Hágaseles saber a los antedichos, sirviendo para ello esta misma orden, que contra la presente sentencia pueden, si a su derecho conviene, interponer recurso de casación para la unificación de la doctrina, previsto en los artículos 216 y siguientes de la Ley de Procedimiento Laboral , que ha de prepararse mediante escrito presentado ante esta Sala de lo Social dentro del improrrogable plazo de los diez días hábiles inmediatos siguientes a la fecha de notificación de esta sentencia de acuerdo con los establecido, más en concreto, en los artículos 219, 227 y 228 de la citada Ley 1.995. Asimismo se hace expresa advertencia a todo posible recurrente en casación para unificación de esta sentencia que no goce de la condición de trabajador o de causahabiente suyo o de beneficiario del Régimen Público de la Seguridad Social o del beneficio reconocido de justicia gratuita, y por lo que respecta a los dos últimos preceptos dichos (227 y 228 ), que el depósito de las 300 euros deberá ser efectuado ante la Sala Cuarta o de lo Social del Tribunal Supremo al tiempo de personarse ante ella y en su cuenta número 2410, abierta en el Banco Español de Crédito, Oficina 1.006 sucursal de la calle Barquillo nº 49, 28.004 Madrid, mientras que la consignación en metálico del importe de la condena eventualmente impuesta deberá acreditarse, cuando así proceda, por el recurrente que no goce del señalado beneficio de justicia gratuita ante esta Sala de lo Social al tiempo de preparar el recurso de casación para unificación citado, para lo cual deberá presentar en el tiempo dicho resguardo acreditativo de haber efectuado la indicada consignación en "Código de cuenta del Juzgado 1131-TRIB. SUP. JUST. SALA SOCIAL CACERES, Código Entidad: 0030, Código Oficina: 5036, Banco: BANCO ESPAÑOL DE CREDITO S.A., Nombre: CACERES O.P., Dirección: AV. ESPAÑA, 27, C.P. 10001 CACERES" bajo la CLAVE 66 Y CUENTA EXPEDIENTE, del rollo de referencia pudiéndose, en su caso, sustituir dicha consignación en metálico por el aseguramiento de dicha condena mediante el correspondiente aval bancario en el que, expresa y necesariamente, habrá de hacerse constar la responsabilidad solidaria de la entidad bancaria avalista, documento escrito de aval que deberá ser ratificado por persona con poder bastante para ello de la entidad bancaria avalista.

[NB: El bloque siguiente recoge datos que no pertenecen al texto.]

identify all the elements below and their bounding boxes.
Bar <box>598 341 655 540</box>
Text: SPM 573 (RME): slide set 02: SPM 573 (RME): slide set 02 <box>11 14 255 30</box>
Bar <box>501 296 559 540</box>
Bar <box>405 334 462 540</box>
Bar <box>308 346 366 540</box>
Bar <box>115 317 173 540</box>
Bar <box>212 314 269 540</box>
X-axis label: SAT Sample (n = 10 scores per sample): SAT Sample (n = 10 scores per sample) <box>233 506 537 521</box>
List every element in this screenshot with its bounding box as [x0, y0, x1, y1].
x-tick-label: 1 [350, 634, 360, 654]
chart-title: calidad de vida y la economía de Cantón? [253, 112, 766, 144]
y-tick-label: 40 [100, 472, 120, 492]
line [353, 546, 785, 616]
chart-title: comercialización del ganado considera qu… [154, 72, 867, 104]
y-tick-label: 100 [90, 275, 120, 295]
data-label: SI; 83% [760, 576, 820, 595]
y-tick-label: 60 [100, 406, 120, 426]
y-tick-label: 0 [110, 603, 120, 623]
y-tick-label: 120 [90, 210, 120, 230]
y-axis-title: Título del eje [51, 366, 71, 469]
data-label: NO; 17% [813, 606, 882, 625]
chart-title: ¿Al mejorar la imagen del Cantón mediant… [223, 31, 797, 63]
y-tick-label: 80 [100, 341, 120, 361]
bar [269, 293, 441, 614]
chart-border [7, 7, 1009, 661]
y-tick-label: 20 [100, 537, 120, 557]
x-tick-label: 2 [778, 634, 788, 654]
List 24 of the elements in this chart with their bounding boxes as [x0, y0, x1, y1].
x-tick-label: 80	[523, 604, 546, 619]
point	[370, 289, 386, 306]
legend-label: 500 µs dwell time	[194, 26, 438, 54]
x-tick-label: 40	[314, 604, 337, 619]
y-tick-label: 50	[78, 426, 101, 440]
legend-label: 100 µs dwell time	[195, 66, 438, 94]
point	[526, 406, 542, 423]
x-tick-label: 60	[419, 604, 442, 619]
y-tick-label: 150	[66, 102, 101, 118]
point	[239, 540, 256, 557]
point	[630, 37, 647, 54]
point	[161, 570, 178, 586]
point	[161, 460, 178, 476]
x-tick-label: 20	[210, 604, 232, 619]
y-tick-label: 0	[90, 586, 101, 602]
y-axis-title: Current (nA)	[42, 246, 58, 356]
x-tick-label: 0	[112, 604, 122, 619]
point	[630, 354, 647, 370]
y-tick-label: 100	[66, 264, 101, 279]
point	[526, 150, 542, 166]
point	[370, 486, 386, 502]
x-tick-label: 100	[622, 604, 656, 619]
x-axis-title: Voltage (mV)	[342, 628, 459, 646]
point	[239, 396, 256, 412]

Si la condena consistiere en constituir el capital-coste de una pensión de Seguridad Social, el ingreso de éste habrá de hacerlo en la Tesorería General de la Seguridad Social y una vez se determine por ésta su importe, lo que se le comunicará por esta Sala.

En el supuesto de que la parte recurrente hubiere efectuado las consignaciones o aseguramientos necesarios para recurrir, así como los depósitos precisos a igual efecto, procédase de acuerdo con lo dispuesto en los artículos 201, 202.1 y 202.3 de la citada Ley de 1.995 , y siempre en atención a la parte dispositiva de esta sentencia.

Una vez adquiera firmeza la presente sentencia, devuélvanse los autos originales, para su debida ejecución, al Juzgado de lo Social de su procedencia, dejando de ello debida nota en los Libros de esta Sala.

Así, por esta nuestra sentencia, lo pronunciamos, mandamos y firmamos.

PUBLICACIÓN

Publicada y leída fue la anterior sentencia en el día de su fecha por el/la Ilmo/a. Sr/a. Magistrado-Ponente en la Sala de Audiencias de este Tribunal. Doy fe.